“He is the best physician who is the most ingenious inspirer of hope.”
– Samuel Taylor Coleridge
No one wants a doctor who takes away our hope.
Even in the direst of medical circumstances, a patient must be able to look forward. However, there are hopes – and there are unrealistic hopes.
Take the person with a late-stage cancer. Cure is out of the question and so the focus turns to what can be achieved by chemotherapy.
Will it add some months to their life?
What will the quality of that life be like?
The problem with giving someone unrealistic hope is that the chances of receiving palliative care diminishes. And there is some evidence that doctors may inadvertently inflate the odds of successful treatment.
A 2012 study, published in the New England Journal of Medicine (NEJM), found that 70 to 80 per cent of patients with either advanced bowel or lung cancer expected a cure that simply wasn't going to happen. Using data from the national Cancer Care Outcomes Research and Surveillance (CanCORS) study, US researchers found that for patients with recently diagnosed metastatic cancer, some 69 per cent of those with lung cancer and 81 per cent of those with bowel cancer, who had opted to receive chemotherapy, had false expectations about the curative potential of the treatment.
Oncologists usually tell patients when their cancer is incurable. And we know that patients with advanced cancer would accept toxic treatment for even a 1 per cent chance of cure but would be unwilling to accept the same treatment for a substantial increase in life expectancy without cure.
So how do we explain the results of the NEJM research?
It suggests that disclosure of a poor prognosis does not, in itself, lead to sustained understanding among patients. Is it because they don’t trust their doctors? Was the message not communicated effectively? Could there be an element of “collusion” between a doctor and the person with cancer – with neither wishing to focus on prognosis – rather spending the bulk of the conversation discussing treatment options?
Daniel Kahnemann refers to humans having a “planning fallacy” – our tendency to overestimate benefits and underestimate costs, and thus make decisions to embark on risky pathways.

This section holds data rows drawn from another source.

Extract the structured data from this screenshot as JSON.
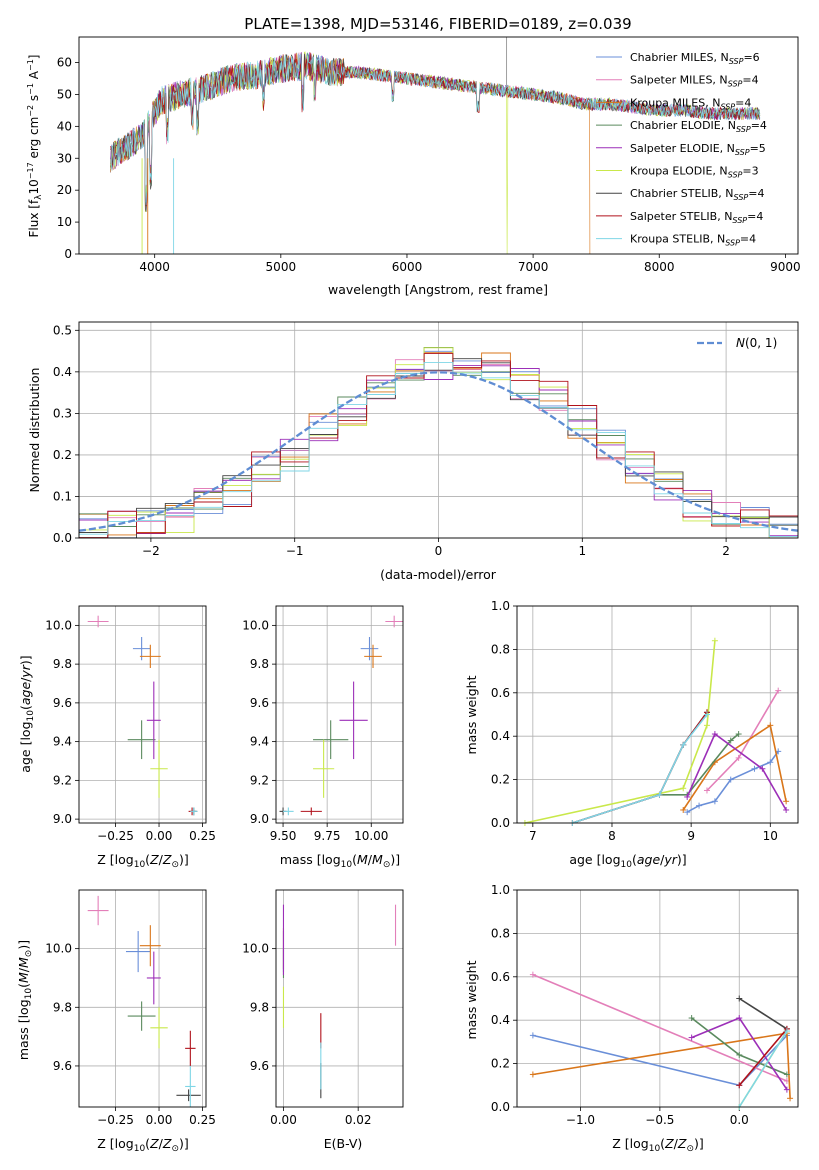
{
  "chart_data": [
    {
      "id": "spectrum",
      "type": "line",
      "title": "PLATE=1398, MJD=53146, FIBERID=0189, z=0.039",
      "xlabel": "wavelength [Angstrom, rest frame]",
      "ylabel": "Flux [fλ10⁻¹⁷ erg cm⁻² s⁻¹ A⁻¹]",
      "xlim": [
        3400,
        9100
      ],
      "ylim": [
        0,
        68
      ],
      "xticks": [
        4000,
        5000,
        6000,
        7000,
        8000,
        9000
      ],
      "yticks": [
        0,
        10,
        20,
        30,
        40,
        50,
        60
      ],
      "grid": false,
      "legend_position": "top-right",
      "series": [
        {
          "name": "Chabrier MILES, N_SSP=6",
          "color": "#6a8fd8"
        },
        {
          "name": "Salpeter MILES, N_SSP=4",
          "color": "#e37fb9"
        },
        {
          "name": "Kroupa MILES, N_SSP=4",
          "color": "#d9761a"
        },
        {
          "name": "Chabrier ELODIE, N_SSP=4",
          "color": "#5a8a5e"
        },
        {
          "name": "Salpeter ELODIE, N_SSP=5",
          "color": "#9c2fb8"
        },
        {
          "name": "Kroupa ELODIE, N_SSP=3",
          "color": "#c9e84a"
        },
        {
          "name": "Chabrier STELIB, N_SSP=4",
          "color": "#444444"
        },
        {
          "name": "Salpeter STELIB, N_SSP=4",
          "color": "#b0121b"
        },
        {
          "name": "Kroupa STELIB, N_SSP=4",
          "color": "#7fd6e6"
        }
      ],
      "data_envelope": {
        "x": [
          3650,
          3750,
          3900,
          4050,
          4200,
          4400,
          4600,
          4800,
          5000,
          5200,
          5400,
          5600,
          5800,
          6000,
          6200,
          6400,
          6600,
          6800,
          7000,
          7200,
          7400,
          7600,
          7800,
          8000,
          8200,
          8400,
          8600,
          8800
        ],
        "y": [
          30,
          33,
          37,
          48,
          50,
          52,
          55,
          56,
          58,
          59,
          57,
          57,
          56,
          55,
          54,
          53,
          52,
          51,
          50,
          49,
          47,
          47,
          46,
          45,
          45,
          44,
          44,
          44
        ]
      }
    },
    {
      "id": "residuals",
      "type": "line",
      "xlabel": "(data-model)/error",
      "ylabel": "Normed distribution",
      "xlim": [
        -2.5,
        2.5
      ],
      "ylim": [
        0,
        0.52
      ],
      "xticks": [
        -2,
        -1,
        0,
        1,
        2
      ],
      "yticks": [
        0.0,
        0.1,
        0.2,
        0.3,
        0.4,
        0.5
      ],
      "grid": true,
      "legend_position": "top-right",
      "reference_curve": {
        "name": "N(0,1)",
        "mean": 0,
        "sigma": 1,
        "color": "#5f8dd3"
      },
      "histogram_bins": [
        -2.5,
        -2.3,
        -2.1,
        -1.9,
        -1.7,
        -1.5,
        -1.3,
        -1.1,
        -0.9,
        -0.7,
        -0.5,
        -0.3,
        -0.1,
        0.1,
        0.3,
        0.5,
        0.7,
        0.9,
        1.1,
        1.3,
        1.5,
        1.7,
        1.9,
        2.1,
        2.3,
        2.5
      ],
      "histogram_values": [
        0.02,
        0.03,
        0.04,
        0.05,
        0.08,
        0.11,
        0.17,
        0.2,
        0.26,
        0.31,
        0.36,
        0.4,
        0.42,
        0.43,
        0.41,
        0.37,
        0.34,
        0.28,
        0.22,
        0.17,
        0.12,
        0.08,
        0.05,
        0.04,
        0.03
      ]
    },
    {
      "id": "age-vs-Z",
      "type": "scatter",
      "xlabel": "Z [log10(Z/Z☉)]",
      "ylabel": "age  [log10(age/yr)]",
      "xlim": [
        -0.46,
        0.27
      ],
      "ylim": [
        8.98,
        10.1
      ],
      "xticks": [
        -0.25,
        0.0,
        0.25
      ],
      "yticks": [
        9.0,
        9.2,
        9.4,
        9.6,
        9.8,
        10.0
      ],
      "grid": true,
      "points": [
        {
          "x": -0.1,
          "y": 9.88,
          "xerr": 0.05,
          "yerr": 0.06,
          "color": "#6a8fd8"
        },
        {
          "x": -0.35,
          "y": 10.02,
          "xerr": 0.06,
          "yerr": 0.03,
          "color": "#e37fb9"
        },
        {
          "x": -0.05,
          "y": 9.84,
          "xerr": 0.06,
          "yerr": 0.06,
          "color": "#d9761a"
        },
        {
          "x": -0.1,
          "y": 9.41,
          "xerr": 0.08,
          "yerr": 0.1,
          "color": "#5a8a5e"
        },
        {
          "x": -0.03,
          "y": 9.51,
          "xerr": 0.04,
          "yerr": 0.2,
          "color": "#9c2fb8"
        },
        {
          "x": 0.0,
          "y": 9.26,
          "xerr": 0.05,
          "yerr": 0.15,
          "color": "#c9e84a"
        },
        {
          "x": 0.2,
          "y": 9.04,
          "xerr": 0.02,
          "yerr": 0.02,
          "color": "#444444"
        },
        {
          "x": 0.19,
          "y": 9.04,
          "xerr": 0.02,
          "yerr": 0.02,
          "color": "#b0121b"
        },
        {
          "x": 0.2,
          "y": 9.04,
          "xerr": 0.02,
          "yerr": 0.02,
          "color": "#7fd6e6"
        }
      ]
    },
    {
      "id": "age-vs-mass",
      "type": "scatter",
      "xlabel": "mass [log10(M/M☉)]",
      "ylabel": "",
      "xlim": [
        9.46,
        10.18
      ],
      "ylim": [
        8.98,
        10.1
      ],
      "xticks": [
        9.5,
        9.75,
        10.0
      ],
      "yticks": [
        9.0,
        9.2,
        9.4,
        9.6,
        9.8,
        10.0
      ],
      "grid": true,
      "points": [
        {
          "x": 9.99,
          "y": 9.88,
          "xerr": 0.05,
          "yerr": 0.06,
          "color": "#6a8fd8"
        },
        {
          "x": 10.13,
          "y": 10.02,
          "xerr": 0.05,
          "yerr": 0.03,
          "color": "#e37fb9"
        },
        {
          "x": 10.01,
          "y": 9.84,
          "xerr": 0.05,
          "yerr": 0.06,
          "color": "#d9761a"
        },
        {
          "x": 9.77,
          "y": 9.41,
          "xerr": 0.1,
          "yerr": 0.1,
          "color": "#5a8a5e"
        },
        {
          "x": 9.9,
          "y": 9.51,
          "xerr": 0.08,
          "yerr": 0.2,
          "color": "#9c2fb8"
        },
        {
          "x": 9.73,
          "y": 9.26,
          "xerr": 0.06,
          "yerr": 0.15,
          "color": "#c9e84a"
        },
        {
          "x": 9.5,
          "y": 9.04,
          "xerr": 0.02,
          "yerr": 0.02,
          "color": "#444444"
        },
        {
          "x": 9.66,
          "y": 9.04,
          "xerr": 0.06,
          "yerr": 0.02,
          "color": "#b0121b"
        },
        {
          "x": 9.53,
          "y": 9.04,
          "xerr": 0.03,
          "yerr": 0.02,
          "color": "#7fd6e6"
        }
      ]
    },
    {
      "id": "mass-weight-vs-age",
      "type": "line",
      "xlabel": "age  [log10(age/yr)]",
      "ylabel": "mass weight",
      "xlim": [
        6.8,
        10.35
      ],
      "ylim": [
        0,
        1.0
      ],
      "xticks": [
        7,
        8,
        9,
        10
      ],
      "yticks": [
        0.0,
        0.2,
        0.4,
        0.6,
        0.8,
        1.0
      ],
      "grid": true,
      "series": [
        {
          "color": "#6a8fd8",
          "x": [
            8.95,
            9.1,
            9.3,
            9.5,
            9.8,
            10.0,
            10.1
          ],
          "y": [
            0.05,
            0.08,
            0.1,
            0.2,
            0.25,
            0.28,
            0.33
          ]
        },
        {
          "color": "#e37fb9",
          "x": [
            9.2,
            9.6,
            10.1
          ],
          "y": [
            0.15,
            0.3,
            0.61
          ]
        },
        {
          "color": "#d9761a",
          "x": [
            8.9,
            9.3,
            10.0,
            10.2
          ],
          "y": [
            0.06,
            0.28,
            0.45,
            0.1
          ]
        },
        {
          "color": "#5a8a5e",
          "x": [
            8.6,
            8.95,
            9.5,
            9.6
          ],
          "y": [
            0.13,
            0.13,
            0.38,
            0.41
          ]
        },
        {
          "color": "#9c2fb8",
          "x": [
            8.95,
            9.3,
            9.9,
            10.2
          ],
          "y": [
            0.12,
            0.41,
            0.25,
            0.06
          ]
        },
        {
          "color": "#c9e84a",
          "x": [
            6.9,
            8.9,
            9.2,
            9.3
          ],
          "y": [
            0.0,
            0.16,
            0.45,
            0.84
          ]
        },
        {
          "color": "#444444",
          "x": [
            7.5,
            8.6,
            8.9,
            9.2
          ],
          "y": [
            0.0,
            0.13,
            0.36,
            0.51
          ]
        },
        {
          "color": "#b0121b",
          "x": [
            7.5,
            8.6,
            8.9,
            9.2
          ],
          "y": [
            0.0,
            0.13,
            0.36,
            0.51
          ]
        },
        {
          "color": "#7fd6e6",
          "x": [
            7.5,
            8.6,
            8.9,
            9.2
          ],
          "y": [
            0.0,
            0.13,
            0.36,
            0.5
          ]
        }
      ]
    },
    {
      "id": "mass-vs-Z",
      "type": "scatter",
      "xlabel": "Z [log10(Z/Z☉)]",
      "ylabel": "mass [log10(M/M☉)]",
      "xlim": [
        -0.46,
        0.27
      ],
      "ylim": [
        9.46,
        10.2
      ],
      "xticks": [
        -0.25,
        0.0,
        0.25
      ],
      "yticks": [
        9.6,
        9.8,
        10.0
      ],
      "grid": true,
      "points": [
        {
          "x": -0.12,
          "y": 9.99,
          "xerr": 0.07,
          "yerr": 0.07,
          "color": "#6a8fd8"
        },
        {
          "x": -0.35,
          "y": 10.13,
          "xerr": 0.06,
          "yerr": 0.05,
          "color": "#e37fb9"
        },
        {
          "x": -0.05,
          "y": 10.01,
          "xerr": 0.06,
          "yerr": 0.07,
          "color": "#d9761a"
        },
        {
          "x": -0.1,
          "y": 9.77,
          "xerr": 0.08,
          "yerr": 0.05,
          "color": "#5a8a5e"
        },
        {
          "x": -0.03,
          "y": 9.9,
          "xerr": 0.04,
          "yerr": 0.09,
          "color": "#9c2fb8"
        },
        {
          "x": 0.0,
          "y": 9.73,
          "xerr": 0.05,
          "yerr": 0.07,
          "color": "#c9e84a"
        },
        {
          "x": 0.17,
          "y": 9.5,
          "xerr": 0.07,
          "yerr": 0.02,
          "color": "#444444"
        },
        {
          "x": 0.18,
          "y": 9.66,
          "xerr": 0.03,
          "yerr": 0.06,
          "color": "#b0121b"
        },
        {
          "x": 0.18,
          "y": 9.53,
          "xerr": 0.03,
          "yerr": 0.07,
          "color": "#7fd6e6"
        }
      ]
    },
    {
      "id": "mass-vs-EBV",
      "type": "scatter",
      "xlabel": "E(B-V)",
      "ylabel": "",
      "xlim": [
        -0.002,
        0.032
      ],
      "ylim": [
        9.46,
        10.2
      ],
      "xticks": [
        0.0,
        0.02
      ],
      "yticks": [
        9.6,
        9.8,
        10.0
      ],
      "grid": true,
      "points": [
        {
          "x": 0.0,
          "y": 9.99,
          "yerr": 0.07,
          "color": "#6a8fd8"
        },
        {
          "x": 0.03,
          "y": 10.08,
          "yerr": 0.07,
          "color": "#e37fb9"
        },
        {
          "x": 0.0,
          "y": 10.0,
          "yerr": 0.07,
          "color": "#d9761a"
        },
        {
          "x": 0.0,
          "y": 9.95,
          "yerr": 0.05,
          "color": "#5a8a5e"
        },
        {
          "x": 0.0,
          "y": 10.03,
          "yerr": 0.12,
          "color": "#9c2fb8"
        },
        {
          "x": 0.0,
          "y": 9.8,
          "yerr": 0.07,
          "color": "#c9e84a"
        },
        {
          "x": 0.01,
          "y": 9.55,
          "yerr": 0.06,
          "color": "#444444"
        },
        {
          "x": 0.01,
          "y": 9.72,
          "yerr": 0.06,
          "color": "#b0121b"
        },
        {
          "x": 0.01,
          "y": 9.6,
          "yerr": 0.08,
          "color": "#7fd6e6"
        }
      ]
    },
    {
      "id": "mass-weight-vs-Z",
      "type": "line",
      "xlabel": "Z [log10(Z/Z☉)]",
      "ylabel": "mass weight",
      "xlim": [
        -1.4,
        0.37
      ],
      "ylim": [
        0,
        1.0
      ],
      "xticks": [
        -1.0,
        -0.5,
        0.0
      ],
      "yticks": [
        0.0,
        0.2,
        0.4,
        0.6,
        0.8,
        1.0
      ],
      "grid": true,
      "series": [
        {
          "color": "#6a8fd8",
          "x": [
            -1.3,
            0.0,
            0.3
          ],
          "y": [
            0.33,
            0.1,
            0.33
          ]
        },
        {
          "color": "#e37fb9",
          "x": [
            -1.3,
            0.3
          ],
          "y": [
            0.61,
            0.12
          ]
        },
        {
          "color": "#d9761a",
          "x": [
            -1.3,
            0.3,
            0.32
          ],
          "y": [
            0.15,
            0.34,
            0.04
          ]
        },
        {
          "color": "#5a8a5e",
          "x": [
            -0.3,
            0.0,
            0.3
          ],
          "y": [
            0.41,
            0.24,
            0.15
          ]
        },
        {
          "color": "#9c2fb8",
          "x": [
            -0.3,
            0.0,
            0.3
          ],
          "y": [
            0.32,
            0.41,
            0.08
          ]
        },
        {
          "color": "#c9e84a",
          "x": [
            0.0,
            0.3
          ],
          "y": [
            0.0,
            0.35
          ]
        },
        {
          "color": "#444444",
          "x": [
            0.0,
            0.3
          ],
          "y": [
            0.5,
            0.36
          ]
        },
        {
          "color": "#b0121b",
          "x": [
            0.0,
            0.3
          ],
          "y": [
            0.1,
            0.36
          ]
        },
        {
          "color": "#7fd6e6",
          "x": [
            0.0,
            0.3
          ],
          "y": [
            0.0,
            0.35
          ]
        }
      ]
    }
  ]
}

From my personal experience looking after dying patients, I believe that some people adopt an approach of “constructive denial”. These patients do not make unrealistic choices, they readily accept hospice care, but do so without ever openly acknowledging their imminent demise.

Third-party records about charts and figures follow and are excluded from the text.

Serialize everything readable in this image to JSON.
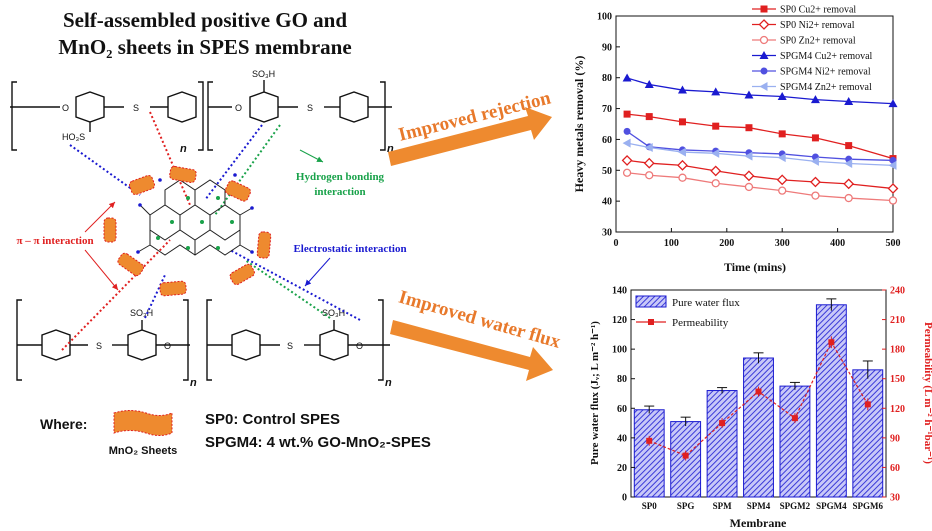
{
  "graphic_title": [
    "Self-assembled positive GO and",
    "MnO₂ sheets in SPES membrane"
  ],
  "chem_labels": {
    "o": "O",
    "s": "S",
    "so3h": "SO₃H",
    "hoo3s": "HO₃S",
    "n": "n"
  },
  "interactions": {
    "hydrogen": [
      "Hydrogen bonding",
      "interaction"
    ],
    "pi": "π – π interaction",
    "electrostatic": "Electrostatic interaction"
  },
  "arrows": {
    "rejection": "Improved rejection",
    "flux": "Improved water flux"
  },
  "legend_key": {
    "where": "Where:",
    "sheet": "MnO₂ Sheets",
    "sp0": "SP0: Control SPES",
    "spgm4": "SPGM4: 4 wt.% GO-MnO₂-SPES"
  },
  "colors": {
    "red": "#e02020",
    "blue": "#1a1ad0",
    "lightblue": "#9ab0f0",
    "bar": "#3a3ad8",
    "orange": "#ee8a2f"
  },
  "chart_data": [
    {
      "type": "line",
      "xlabel": "Time (mins)",
      "ylabel": "Heavy metals removal (%)",
      "xlim": [
        0,
        500
      ],
      "ylim": [
        30,
        100
      ],
      "xticks": [
        0,
        100,
        200,
        300,
        400,
        500
      ],
      "yticks": [
        30,
        40,
        50,
        60,
        70,
        80,
        90,
        100
      ],
      "x": [
        20,
        60,
        120,
        180,
        240,
        300,
        360,
        420,
        500
      ],
      "legend_position": "top-right",
      "series": [
        {
          "name": "SP0 Cu2+ removal",
          "values": [
            68.2,
            67.4,
            65.7,
            64.3,
            63.8,
            61.8,
            60.5,
            58.0,
            53.8
          ],
          "color": "#e02020",
          "marker": "square"
        },
        {
          "name": "SP0 Ni2+  removal",
          "values": [
            53.2,
            52.3,
            51.6,
            49.8,
            48.2,
            46.9,
            46.2,
            45.6,
            44.1
          ],
          "color": "#e02020",
          "marker": "diamond"
        },
        {
          "name": "SP0 Zn2+ removal",
          "values": [
            49.2,
            48.4,
            47.6,
            45.8,
            44.6,
            43.4,
            41.8,
            41.0,
            40.2
          ],
          "color": "#ee7a7a",
          "marker": "hexagon"
        },
        {
          "name": "SPGM4 Cu2+ removal",
          "values": [
            79.9,
            77.8,
            76.0,
            75.4,
            74.4,
            73.9,
            72.9,
            72.3,
            71.6
          ],
          "color": "#1a1ad0",
          "marker": "triangle"
        },
        {
          "name": "SPGM4 Ni2+  removal",
          "values": [
            62.6,
            57.6,
            56.6,
            56.2,
            55.7,
            55.3,
            54.3,
            53.6,
            53.2
          ],
          "color": "#5050e0",
          "marker": "circle"
        },
        {
          "name": "SPGM4 Zn2+ removal",
          "values": [
            58.8,
            57.4,
            55.9,
            55.5,
            54.6,
            54.1,
            52.9,
            52.2,
            51.6
          ],
          "color": "#9ab0f0",
          "marker": "triangle-left"
        }
      ]
    },
    {
      "type": "bar",
      "xlabel": "Membrane",
      "ylabel": "Pure water flux (Jᵥ; L m⁻² h⁻¹)",
      "y2label": "Permeability (L m⁻² h⁻¹bar⁻¹)",
      "categories": [
        "SP0",
        "SPG",
        "SPM",
        "SPM4",
        "SPGM2",
        "SPGM4",
        "SPGM6"
      ],
      "ylim": [
        0,
        140
      ],
      "yticks": [
        0,
        20,
        40,
        60,
        80,
        100,
        120,
        140
      ],
      "y2lim": [
        30,
        240
      ],
      "y2ticks": [
        30,
        60,
        90,
        120,
        150,
        180,
        210,
        240
      ],
      "legend_position": "top-left",
      "series": [
        {
          "name": "Pure water flux",
          "values": [
            59,
            51,
            72,
            94,
            75,
            130,
            86
          ],
          "errors": [
            2.5,
            3,
            2,
            3.5,
            2.5,
            4,
            6
          ],
          "axis": "left"
        },
        {
          "name": "Permeability",
          "values": [
            87,
            72,
            105,
            137,
            110,
            187,
            124
          ],
          "errors": [
            5,
            5,
            5,
            5,
            5,
            6,
            6
          ],
          "axis": "right"
        }
      ]
    }
  ]
}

This may be their way of retaining hope. It may offer some prolongation of life.
However, separate research shows that patients who overestimated their survival lived no longer than patients who had a more realistic appraisal. These patients did, however, have more difficult deaths with more aggressive end-of-life intubations and resuscitation, and they were more likely to die in hospital.

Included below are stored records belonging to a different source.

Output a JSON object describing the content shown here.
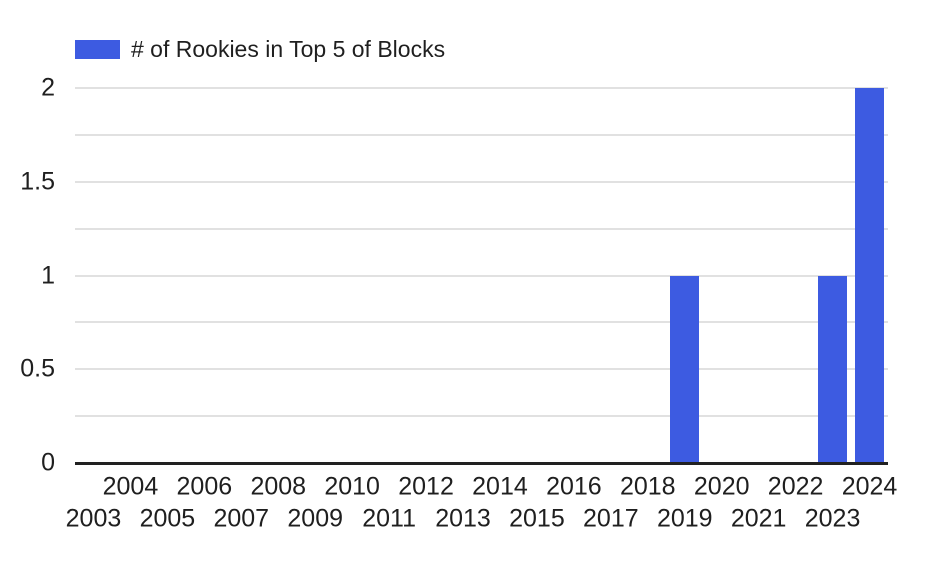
{
  "chart_data": {
    "type": "bar",
    "title": "",
    "legend": {
      "label": "# of Rookies in Top 5 of Blocks",
      "position": "top-left"
    },
    "categories": [
      "2003",
      "2004",
      "2005",
      "2006",
      "2007",
      "2008",
      "2009",
      "2010",
      "2011",
      "2012",
      "2013",
      "2014",
      "2015",
      "2016",
      "2017",
      "2018",
      "2019",
      "2020",
      "2021",
      "2022",
      "2023",
      "2024"
    ],
    "values": [
      0,
      0,
      0,
      0,
      0,
      0,
      0,
      0,
      0,
      0,
      0,
      0,
      0,
      0,
      0,
      0,
      1,
      0,
      0,
      0,
      1,
      2
    ],
    "xlabel": "",
    "ylabel": "",
    "ylim": [
      0,
      2
    ],
    "y_ticks": [
      "0",
      "0.5",
      "1",
      "1.5",
      "2"
    ],
    "grid": true,
    "grid_interval": 0.25,
    "x_labels_staggered": true,
    "bar_color": "#3D5BE1",
    "grid_color": "#E1E1E1",
    "axis_color": "#212121",
    "text_color": "#1F1F1F",
    "background_color": "#FFFFFF"
  }
}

Overall, it seems that cancer patients who “hope for the best and plan for the worst”, enjoy the best quality of remaining life. Nearly all patients want to know whether or not they can be cured, and the majority want to know their prognosis. This is best achieved when doctors engage in a conversation known as “ask, tell, ask” – it consists of asking patients what they want to know about their prognosis, telling them what they want to know, and then asking: “What do you now understand about your situation?”
But it is also important for cancer patients to feel they can say no to some or all treatments. This can be a difficult thing to achieve among the “battlefield” exhortations we throw at them – it is all too easy to to be made feel you have given up if you don’t become a soldier in the cancer trenches and a willing participant in a war to conquer cancer.
And it would seem that Coleridge’s adage about the “best doctor” is most definitely untrue when “false” is place before hope.